Moreover, a double peaked relapse pattern of breast cancer recurrence has been described, suggesting the risk of metastasis is not constant over time [30-34]. The first peak starts 10 months after the operation and reaches its maximum approximately 18–24 months after surgery. The second peak is observed 60 months after the primary surgery. It is suggested that the first sharp peak corresponds with progressive micrometastases, present at the time of surgery, as a result of surgery-induced angiogenesis and cell division [17]. The second peak is considered the result of the natural history of breast cancer [17]. Therefor an increased risk of metastasis shortly after an ABR, compared to later follow-up times was expected. However, a relatively large increase of number of patients with metastasis for earlier follow-up times compared to later follow-up times, could not be seen in the Kaplan-Meier estimates graph (Fig. 2a). Moreover, the smoothed hazard function did not show a double peaked-pattern as well (Fig. 2b).

A potential reason for the contradictory findings in this study and the studies of Isern [19] and Dillekas [29] might be that the indications for an ABR are very strict in this centre. No immediate ABR is proposed when there is need for chemotherapy and/or radiotherapy. For a delayed ABR, the ABR is preferably performed after a disease-free interval of at least 2 years after adjuvant treatment, making remnant-circulating micrometastases in these patients less likely (potentially excluding relapsing patients from the first peak). These rather strict indications for ABR implicate that patients with an early relapse during the first 2 years after their primary surgery will not receive a delayed ABR. In order to avoid an overrepresentation of patients with an early relapse in the non-ABR group, the ABR-status is considered as a time-varying co-variate, as stated earlier. This implicates that a patient who received a delayed ABR is considered as a non-ABR patient up until the moment of the ABR. Hereby the possible overrepresentation of early relapsing patients in the non-ABR group, and thus potential bias, is avoided.

The rate of local recurrence and contralateral relapse in this cohort was too low to make any significant conclusions. Remarkably, 60% of the patients who had a locoregional recurrence also developed distant metastases. This confirms the need for extensive staging examinations and an aggressive treatment in these patients.

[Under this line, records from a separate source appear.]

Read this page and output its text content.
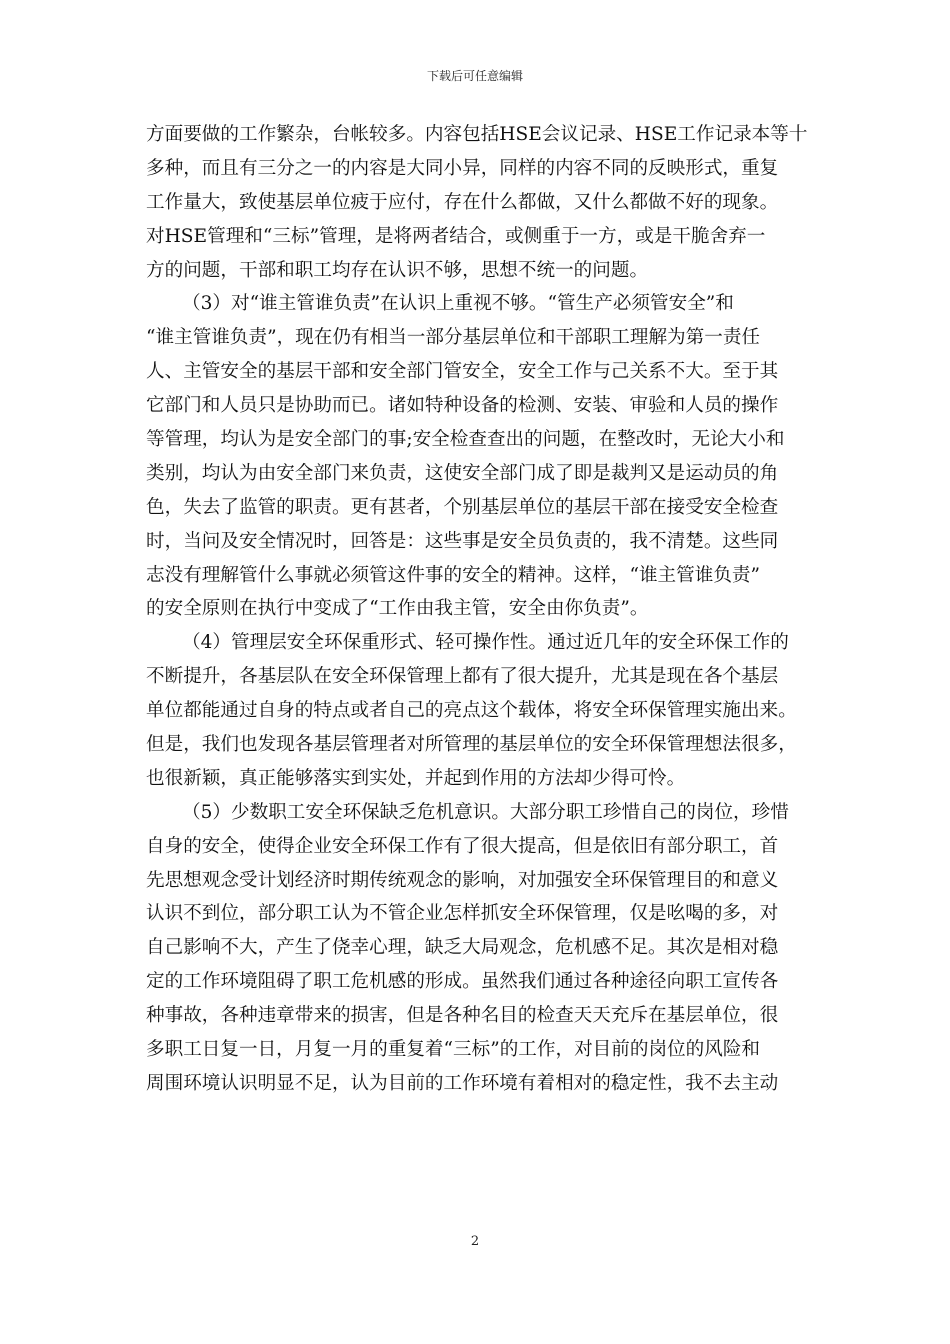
下载后可任意编辑
方面要做的工作繁杂，台帐较多。内容包括HSE会议记录、HSE工作记录本等十
多种，而且有三分之一的内容是大同小异，同样的内容不同的反映形式，重复
工作量大，致使基层单位疲于应付，存在什么都做，又什么都做不好的现象。
对HSE管理和“三标”管理，是将两者结合，或侧重于一方，或是干脆舍弃一
方的问题，干部和职工均存在认识不够，思想不统一的问题。
（3）对“谁主管谁负责”在认识上重视不够。“管生产必须管安全”和
“谁主管谁负责”，现在仍有相当一部分基层单位和干部职工理解为第一责任
人、主管安全的基层干部和安全部门管安全，安全工作与己关系不大。至于其
它部门和人员只是协助而已。诸如特种设备的检测、安装、审验和人员的操作
等管理，均认为是安全部门的事;安全检查查出的问题，在整改时，无论大小和
类别，均认为由安全部门来负责，这使安全部门成了即是裁判又是运动员的角
色，失去了监管的职责。更有甚者，个别基层单位的基层干部在接受安全检查
时，当问及安全情况时，回答是：这些事是安全员负责的，我不清楚。这些同
志没有理解管什么事就必须管这件事的安全的精神。这样，“谁主管谁负责”
的安全原则在执行中变成了“工作由我主管，安全由你负责”。
（4）管理层安全环保重形式、轻可操作性。通过近几年的安全环保工作的
不断提升，各基层队在安全环保管理上都有了很大提升，尤其是现在各个基层
单位都能通过自身的特点或者自己的亮点这个载体，将安全环保管理实施出来。
但是，我们也发现各基层管理者对所管理的基层单位的安全环保管理想法很多，
也很新颖，真正能够落实到实处，并起到作用的方法却少得可怜。
（5）少数职工安全环保缺乏危机意识。大部分职工珍惜自己的岗位，珍惜
自身的安全，使得企业安全环保工作有了很大提高，但是依旧有部分职工，首
先思想观念受计划经济时期传统观念的影响，对加强安全环保管理目的和意义
认识不到位，部分职工认为不管企业怎样抓安全环保管理，仅是吆喝的多，对
自己影响不大，产生了侥幸心理，缺乏大局观念，危机感不足。其次是相对稳
定的工作环境阻碍了职工危机感的形成。虽然我们通过各种途径向职工宣传各
种事故，各种违章带来的损害，但是各种名目的检查天天充斥在基层单位，很
多职工日复一日，月复一月的重复着“三标”的工作，对目前的岗位的风险和
周围环境认识明显不足，认为目前的工作环境有着相对的稳定性，我不去主动
2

The strengths of this study include a large sample size of the study population, its unicentric design and the use of a prospective database. Given the nature of this study design, it has some limitations. It is a retrospective cohort study, as a randomized controlled trial is not feasible. Data on LVI were also missing in respectively 30% and 49% of the patients in this study. These values should therefore be carefully interpreted. The high amount missing data is probably due to a lack of standardization in the pathological reports in the earlier years of the cohort. Further, considering the small number of events, the study might be underpowered to detect small, but possible clinically significant differences. Lastly, it was not possible to adjust for differences in socio-economic status of the patients, as such information was not available in this database. This is considered a limitation as socioeconomic status has an impact on the prognosis and survival of breast cancer [35].

Conclusion

In summary, this study does not show a higher risk of metastatic disease for patients with invasive breast cancer after an ABR. This data does not support a surgery-driven escape from tumour dormancy and is therefore reassuring for the selective group of patients who opt for an ABR. Prospective studies might provide better insight in the oncological safety of the ABR, in patient selection for ABR and might further explain discrepancies in the different databases.